Mes pas n'avancent pas, comme si la distance restait figée, suspendue dans une boucle infinie. L’absence de lumière me prive de repères, l'effet de profondeur joue avec ma perception, donnant l’impression d’une échappatoire tout en se dérobant sous mes pas.

Soudain, un frisson me traverse, parcourt ma nuque. Un froid intense né au creux de mon être, s’insinue dans ma chair, s’étire jusqu’à mes os, se répand comme une ombre, reflet du néant. Tel un aveugle, j'avance à tâtons. Mes doigts effleurent un mur impersonnel, rugueux. Il est mon fil conducteur, ses aspérités me rattachent à une réalité tangible. J’appuie plus fort, je vérifie mon existence. Ne serait-ce qu’un mirage ?

Un espace sans frontières, sans fin, où chaque pas mène vers une vacuité qui s'amplife sans cesse. Ma respiration est lourde, hachée. L’air semble se refermer sur moi, comme si la pièce elle-même cherchait à m’étouffer, à me dissoudre dans la perspective infinie du crépuscule.

Lentement, je traverse ce boyau sombre et me dirige vers ma chambre. Ce n’est plus mon refuge, juste une transition vers une autre absence, une pièce qui ne promet rien d’autre qu’un prolongement de cette œuvre silencieuse qui m’engloutit.

Atteignant mon lit, je m’assois en tailleur, le corps lourd. Dans le vide de mes heures consumées, plus aucune substance, seulement une absence cruelle dévorant chaque pensée, chaque sensation, absorbant jusqu’à la moindre trace d’existence. Implacable : je ne suis rien. Je reste là, immobile, jambes croisées, mains posées sur mes genoux. La pièce est muette, l’air y est lourd.

Le vide s’immisce sous ma peau, s'empare de mon ventre,envahit ma poitrine.

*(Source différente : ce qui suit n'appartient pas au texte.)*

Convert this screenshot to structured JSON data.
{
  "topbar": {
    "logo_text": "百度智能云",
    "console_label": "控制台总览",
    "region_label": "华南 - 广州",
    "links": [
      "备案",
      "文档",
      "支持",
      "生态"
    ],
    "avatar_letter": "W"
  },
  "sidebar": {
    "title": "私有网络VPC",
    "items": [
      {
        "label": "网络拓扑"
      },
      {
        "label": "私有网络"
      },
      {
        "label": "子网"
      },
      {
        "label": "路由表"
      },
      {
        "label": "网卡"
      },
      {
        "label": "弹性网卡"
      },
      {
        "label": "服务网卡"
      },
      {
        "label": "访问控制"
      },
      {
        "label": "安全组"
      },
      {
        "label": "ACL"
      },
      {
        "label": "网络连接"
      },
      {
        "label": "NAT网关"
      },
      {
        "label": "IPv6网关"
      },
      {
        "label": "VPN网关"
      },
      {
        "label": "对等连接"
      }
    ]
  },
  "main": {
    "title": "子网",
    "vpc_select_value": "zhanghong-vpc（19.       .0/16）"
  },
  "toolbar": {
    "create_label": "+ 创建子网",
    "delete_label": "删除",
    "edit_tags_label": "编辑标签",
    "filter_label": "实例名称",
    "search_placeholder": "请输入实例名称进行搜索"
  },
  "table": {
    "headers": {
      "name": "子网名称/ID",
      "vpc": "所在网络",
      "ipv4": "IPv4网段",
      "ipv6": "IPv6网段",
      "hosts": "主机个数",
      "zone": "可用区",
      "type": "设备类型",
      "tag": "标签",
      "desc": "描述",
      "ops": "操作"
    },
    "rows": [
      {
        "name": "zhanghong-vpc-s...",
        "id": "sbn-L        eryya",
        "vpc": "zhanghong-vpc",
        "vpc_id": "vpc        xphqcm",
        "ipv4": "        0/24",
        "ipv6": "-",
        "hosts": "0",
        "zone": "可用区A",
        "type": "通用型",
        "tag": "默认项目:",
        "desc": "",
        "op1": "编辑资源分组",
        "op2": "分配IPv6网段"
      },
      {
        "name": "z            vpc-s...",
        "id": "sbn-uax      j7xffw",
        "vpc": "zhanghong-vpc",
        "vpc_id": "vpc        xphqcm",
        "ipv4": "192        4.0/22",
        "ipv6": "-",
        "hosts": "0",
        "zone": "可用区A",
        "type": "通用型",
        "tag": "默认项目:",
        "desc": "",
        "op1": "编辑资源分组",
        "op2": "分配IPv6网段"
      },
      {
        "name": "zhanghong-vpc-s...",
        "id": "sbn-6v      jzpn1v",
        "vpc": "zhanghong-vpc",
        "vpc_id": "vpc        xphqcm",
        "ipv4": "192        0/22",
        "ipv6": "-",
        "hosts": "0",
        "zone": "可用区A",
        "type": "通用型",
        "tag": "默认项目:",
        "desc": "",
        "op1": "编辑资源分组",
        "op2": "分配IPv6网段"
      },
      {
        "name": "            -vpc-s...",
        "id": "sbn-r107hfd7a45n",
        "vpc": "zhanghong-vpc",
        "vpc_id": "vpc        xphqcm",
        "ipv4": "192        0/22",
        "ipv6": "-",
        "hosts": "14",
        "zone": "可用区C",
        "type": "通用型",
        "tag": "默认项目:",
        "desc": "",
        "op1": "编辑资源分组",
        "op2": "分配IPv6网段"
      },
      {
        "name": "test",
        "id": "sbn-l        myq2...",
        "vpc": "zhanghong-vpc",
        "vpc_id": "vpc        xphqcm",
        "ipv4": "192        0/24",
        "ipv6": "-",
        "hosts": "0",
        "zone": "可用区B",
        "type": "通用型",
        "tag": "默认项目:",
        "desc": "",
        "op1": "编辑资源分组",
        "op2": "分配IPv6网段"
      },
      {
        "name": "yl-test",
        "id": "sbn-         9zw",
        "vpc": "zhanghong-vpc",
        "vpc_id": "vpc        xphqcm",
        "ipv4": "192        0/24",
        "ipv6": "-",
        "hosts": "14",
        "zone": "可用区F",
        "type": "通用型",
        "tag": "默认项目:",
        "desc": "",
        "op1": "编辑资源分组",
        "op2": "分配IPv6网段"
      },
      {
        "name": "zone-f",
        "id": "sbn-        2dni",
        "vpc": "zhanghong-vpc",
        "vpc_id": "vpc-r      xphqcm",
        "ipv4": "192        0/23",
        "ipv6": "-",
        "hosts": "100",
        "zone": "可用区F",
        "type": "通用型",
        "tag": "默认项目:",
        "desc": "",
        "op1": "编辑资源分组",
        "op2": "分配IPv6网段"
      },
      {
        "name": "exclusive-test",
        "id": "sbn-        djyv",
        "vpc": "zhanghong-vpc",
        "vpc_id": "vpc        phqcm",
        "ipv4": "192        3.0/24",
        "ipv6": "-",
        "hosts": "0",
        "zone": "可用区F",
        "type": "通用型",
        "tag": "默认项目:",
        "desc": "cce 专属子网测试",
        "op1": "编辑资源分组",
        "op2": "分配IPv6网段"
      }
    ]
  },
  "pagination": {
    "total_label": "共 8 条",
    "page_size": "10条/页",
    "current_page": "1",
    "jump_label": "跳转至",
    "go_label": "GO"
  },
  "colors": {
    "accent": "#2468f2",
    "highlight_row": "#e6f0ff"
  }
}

Plus rien ne bouge. Le temps reste figé. Et pourtant, je suis là… non pas existante, mais corps, enveloppe posée sur un siège. Si rien n’existe, pourquoi cet espace, ce souffle, cette attente ?

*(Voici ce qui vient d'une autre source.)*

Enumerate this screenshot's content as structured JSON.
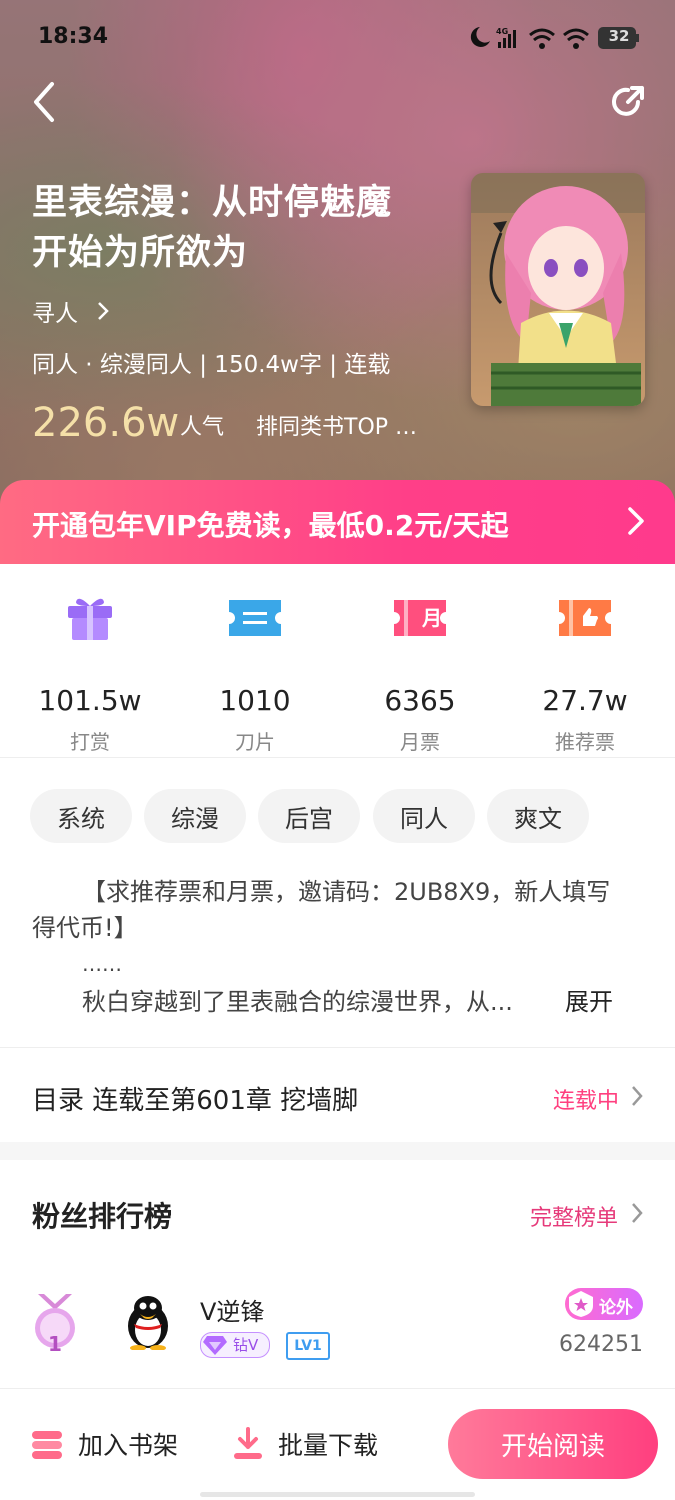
{
  "status_bar": {
    "time": "18:34",
    "battery": "32"
  },
  "book": {
    "title_line1": "里表综漫：从时停魅魔",
    "title_line2": "开始为所欲为",
    "author": "寻人",
    "meta": "同人 · 综漫同人 | 150.4w字 | 连载",
    "popularity_value": "226.6w",
    "popularity_label": "人气",
    "rank": "排同类书TOP …"
  },
  "vip_banner": {
    "text": "开通包年VIP免费读，最低0.2元/天起"
  },
  "stats": [
    {
      "value": "101.5w",
      "label": "打赏",
      "icon": "gift-icon"
    },
    {
      "value": "1010",
      "label": "刀片",
      "icon": "blade-ticket-icon"
    },
    {
      "value": "6365",
      "label": "月票",
      "icon": "monthly-ticket-icon"
    },
    {
      "value": "27.7w",
      "label": "推荐票",
      "icon": "recommend-ticket-icon"
    }
  ],
  "monthly_ticket_glyph": "月",
  "tags": [
    "系统",
    "综漫",
    "后宫",
    "同人",
    "爽文"
  ],
  "description": {
    "line1": "【求推荐票和月票，邀请码：2UB8X9，新人填写",
    "line2": "得代币!】",
    "line3": "……",
    "line4": "秋白穿越到了里表融合的综漫世界，从...",
    "expand": "展开"
  },
  "catalog": {
    "label": "目录 连载至第601章 挖墙脚",
    "status": "连载中"
  },
  "fan_ranking": {
    "title": "粉丝排行榜",
    "full_list": "完整榜单",
    "entries": [
      {
        "rank": "1",
        "name": "V逆锋",
        "badge_vip": "钻V",
        "badge_level": "LV1",
        "tag": "论外",
        "score": "624251"
      }
    ]
  },
  "bottom_bar": {
    "add_shelf": "加入书架",
    "download": "批量下载",
    "start_read": "开始阅读"
  },
  "colors": {
    "accent": "#ff3f88",
    "gold": "#f5e0a8",
    "vip_purple": "#b36bff"
  }
}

Puis soudain, comme un bourdonnement tenace, ce martèlement sourd, cette rumeur intérieure qui s’installe, lancinante, un flot de sons indistincts, des résonances internes frappent contre mes tempes, imposant leur tempo implacable. Des voix, murmures, jugements.

— Maraboutée...

— Plus un poil sur le caillou...

— Sorcellerie.

Un miroir brisé, des mèches éparpillées au sol. Un rire moqueur, une main qui arrache mes barrettes. Puis, au milieu du tumulte, une phrase douce. Un souffle d’enfant.

— Ne pleure pas, Kalia...

Je ne devrais plus être là. Mes doigts glissent sur le drap, le froissant, cherchant désespérément une prise, une attache.

— Pourquoi t’obstiner ?

Ma voix intérieure me répond, furtive, tranchante, Impitoyable.

— Tu n'es qu'un souffle insignifiant. Un grain de poussière dans un univers qui n’a jamais eu besoin de toi.

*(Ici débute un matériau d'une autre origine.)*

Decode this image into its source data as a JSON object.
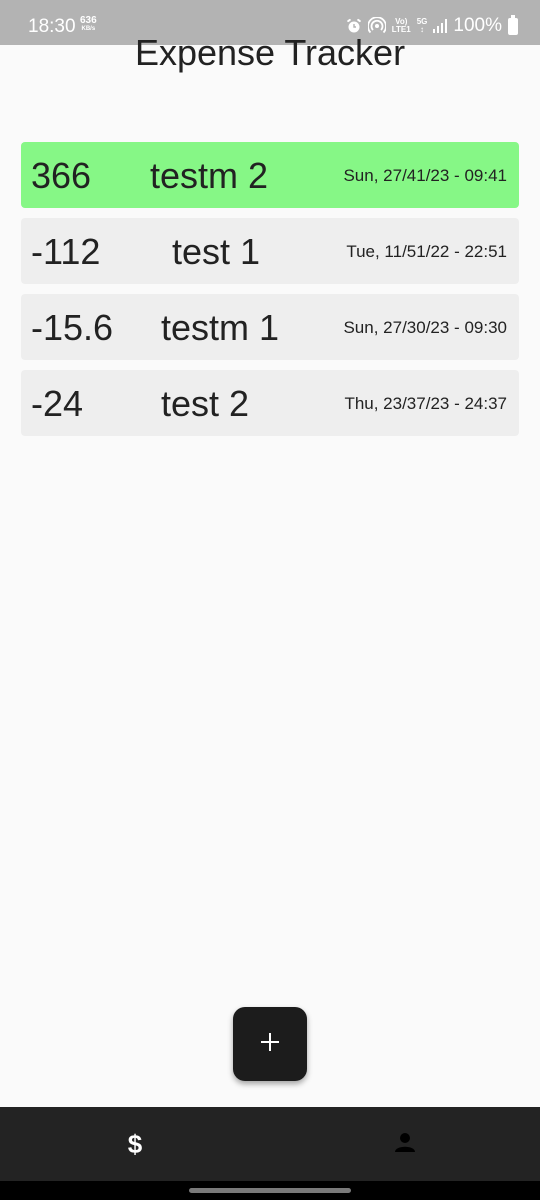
{
  "status_bar": {
    "time": "18:30",
    "net_speed": "636",
    "net_unit": "KB/s",
    "volte": "Vo)",
    "lte": "LTE1",
    "signal_5g": "5G",
    "battery": "100%"
  },
  "app": {
    "title": "Expense Tracker"
  },
  "transactions": [
    {
      "amount": "366",
      "name": "testm 2",
      "date": "Sun, 27/41/23 - 09:41",
      "highlighted": true,
      "highlight_color": "#86f786"
    },
    {
      "amount": "-112",
      "name": "test 1",
      "date": "Tue, 11/51/22 - 22:51",
      "highlighted": false
    },
    {
      "amount": "-15.6",
      "name": "testm 1",
      "date": "Sun, 27/30/23 - 09:30",
      "highlighted": false
    },
    {
      "amount": "-24",
      "name": "test 2",
      "date": "Thu, 23/37/23 - 24:37",
      "highlighted": false
    }
  ],
  "fab": {
    "icon": "plus-icon"
  },
  "bottom_nav": {
    "items": [
      {
        "icon": "dollar-icon",
        "glyph": "$"
      },
      {
        "icon": "person-icon"
      }
    ]
  },
  "colors": {
    "accent_row": "#86f786",
    "row_bg": "#eeeeee",
    "nav_bg": "#232323",
    "fab_bg": "#1c1c1c"
  }
}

Je fixe un point invisible sur le mur. Et Dieu alors ? Je redresse la tête, mes yeux fatigués s'égarent sur le plafond, cherchant un signe, une lumière, une réponse qui ne vient pas.

— Tu le sais bien. L’espace respire le manque. Pas de main tendue ici. Pas de pardon. Juste l'abîme.

Mon souffle devenir erratique, un tressaillement parcourt ma nuque.

— Tu l’as toujours ressenti, depuis le début.

MIAOU !!! Douchka saute sur le lit, ses yeux orange braqués sur moi. Je cligne des paupières, décontenancée.

— Tu cherches des réponses là-haut ? Elles sont là, devant toi. Regarde-moi.

Une brûlure enserre ma tête. Rien ne m’appartient et si, en tant qu’être, je n’appartiens à rien, mon existence a-t-elle un sens ?

— Une vie sans poids. Regarde autour de toi. Personne. Pas un souffle. Juste toi et cette nuit qui s’effondre.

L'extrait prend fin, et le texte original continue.